The Pensions Ombudsman has ruled in favour of Transact following a complaint that the provider should not have transferred the complainant's pension to the Bobins Pension Scheme.
The complainant, Mr D, originally transferred out of the Local Government Pension Scheme (LGPS) to Transact in May 2007, after being advised by Fallon Financial Services Ltd (Fallon Financial). The value of that sum was £231,907, of which Mr D took £57,979, with the remaining funds invested in the Castleton Growth Fund. Mr D withdrew a further £10,093 in August 2007, and in December 2007, Fallon Financial wrote to Transact to request the relevant forms required to enable Mr D to transfer his fund into another scheme.
In December 2007, Fallon Financial requested that Mr D’s investment in the Castleton Growth Fund be sold and the funds held in cash. In January 2008, Transact received a transfer request from Tudor Capital Management Ltd (Tudor Capital) to transfer Mr D’s fund to the Bobins Pension Scheme, of which it was the administrator.
Amongst other documents included with the transfer request was a ‘Transferring Scheme Declaration’ form signed by Tudor Capital, but which TPO said appears ought to have been signed by Transact, as the transferring scheme. In January 2008, £138,698 was transferred to Bobins Pension Scheme. However, over the course of 2010 and 2011, The Pensions Regulator (TPR) issued a series of Determinations prohibiting Tudor Capital Management Ltd from acting as trustee in relation to several small occupational pension schemes. It is unclear whether the Bobins Pension Scheme was one of those schemes.
In February 2015, Mr D’s financial adviser wrote to Transact and requested information on the plan, in which Transact confirmed it had been transferred to Tudor Capital in 2008. In April 2017, Mr D raised a complaint against Transact on the basis that it should not have transferred his pension. Since the transfer Mr D had lost track of his pension and it appears that his pension has been misappropriated, TPO said.
“As a result he approached the Financial Services Compensation Scheme (FSCS) to claim compensation for losses arising from the advice he had received from the now dissolved Fallon Financial.

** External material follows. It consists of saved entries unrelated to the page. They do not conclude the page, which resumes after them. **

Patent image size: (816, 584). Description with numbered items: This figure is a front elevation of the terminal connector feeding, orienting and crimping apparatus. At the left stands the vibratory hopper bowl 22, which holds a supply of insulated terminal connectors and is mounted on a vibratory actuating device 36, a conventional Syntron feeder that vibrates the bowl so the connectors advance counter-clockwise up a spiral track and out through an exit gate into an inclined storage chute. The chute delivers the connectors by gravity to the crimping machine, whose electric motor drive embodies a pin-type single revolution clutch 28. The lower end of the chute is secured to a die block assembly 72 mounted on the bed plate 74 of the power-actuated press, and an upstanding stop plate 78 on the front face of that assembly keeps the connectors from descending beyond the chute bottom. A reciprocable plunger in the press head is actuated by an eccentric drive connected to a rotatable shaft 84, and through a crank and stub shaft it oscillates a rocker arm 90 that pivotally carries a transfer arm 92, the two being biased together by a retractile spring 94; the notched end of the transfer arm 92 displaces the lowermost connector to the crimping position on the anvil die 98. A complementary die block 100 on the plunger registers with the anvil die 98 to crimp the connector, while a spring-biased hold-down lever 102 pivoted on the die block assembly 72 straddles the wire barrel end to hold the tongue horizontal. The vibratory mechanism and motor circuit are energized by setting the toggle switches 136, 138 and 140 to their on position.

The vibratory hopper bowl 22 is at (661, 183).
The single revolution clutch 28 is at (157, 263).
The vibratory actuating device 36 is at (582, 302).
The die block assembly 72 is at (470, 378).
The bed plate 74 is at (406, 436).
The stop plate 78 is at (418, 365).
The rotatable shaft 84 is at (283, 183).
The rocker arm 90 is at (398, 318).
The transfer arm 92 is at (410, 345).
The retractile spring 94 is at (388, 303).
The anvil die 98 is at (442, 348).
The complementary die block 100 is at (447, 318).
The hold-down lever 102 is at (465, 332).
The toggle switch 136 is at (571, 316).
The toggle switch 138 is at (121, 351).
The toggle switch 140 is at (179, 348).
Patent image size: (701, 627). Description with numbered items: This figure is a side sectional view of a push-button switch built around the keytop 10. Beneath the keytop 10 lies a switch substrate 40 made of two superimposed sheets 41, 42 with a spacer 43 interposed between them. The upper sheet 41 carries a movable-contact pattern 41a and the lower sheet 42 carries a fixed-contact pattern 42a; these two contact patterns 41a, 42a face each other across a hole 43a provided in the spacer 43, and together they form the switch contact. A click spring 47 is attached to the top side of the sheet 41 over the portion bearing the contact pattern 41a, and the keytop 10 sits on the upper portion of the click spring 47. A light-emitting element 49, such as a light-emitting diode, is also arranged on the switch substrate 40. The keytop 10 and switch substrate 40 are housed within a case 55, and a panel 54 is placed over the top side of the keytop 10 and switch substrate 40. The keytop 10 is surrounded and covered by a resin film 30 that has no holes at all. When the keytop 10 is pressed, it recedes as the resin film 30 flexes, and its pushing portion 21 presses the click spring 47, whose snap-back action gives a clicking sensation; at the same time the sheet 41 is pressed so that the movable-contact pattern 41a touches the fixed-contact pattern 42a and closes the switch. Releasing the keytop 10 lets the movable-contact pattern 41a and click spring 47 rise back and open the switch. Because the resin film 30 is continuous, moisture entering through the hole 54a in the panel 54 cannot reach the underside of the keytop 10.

During its investigation FSCS established the loss, had Mr D remained in the Local Government Pension Scheme, as £318,471.07. It paid Mr D the maximum compensation available for claims against financial advisers, £50,000. In pursuing the complaint against Transact, Mr D attributed the residual loss to its decision to make the transfer to the Bobins Pension Scheme,” TPO said.
The claimant, Mr D, argued that Transact failed to act diligently, or in his best interests because the form was completed by Tudor Capital, when it should have been completed by Transact. However, TPO ruled that the form was a Tudor Capital form, and was Tudor Capital’s mistake. “It is often the case that a transferring scheme, Transact in this case, will only seek to rely on their own forms being completed correctly, and in this case they had been,” TPO explained.
Arter also highlighted that if Transact had challenged the issue with the form, on balance of probabilities, a new form would have been arranged to be submitted but it would not have changed the underlying advice to transfer. He also said that it is not appropriate for TPO to apply knowledge of the risk factors associated with pension liberation that we are aware of today, to a situation that occurred in 2008.
“In respect of the transfer, I can see no fault on Transact’s part. Whilst I have the utmost sympathy for the situation he finds himself in, in the absence of any error on Transact’s part, I cannot attribute any losses suffered by Mr D to its actions,” Arter said.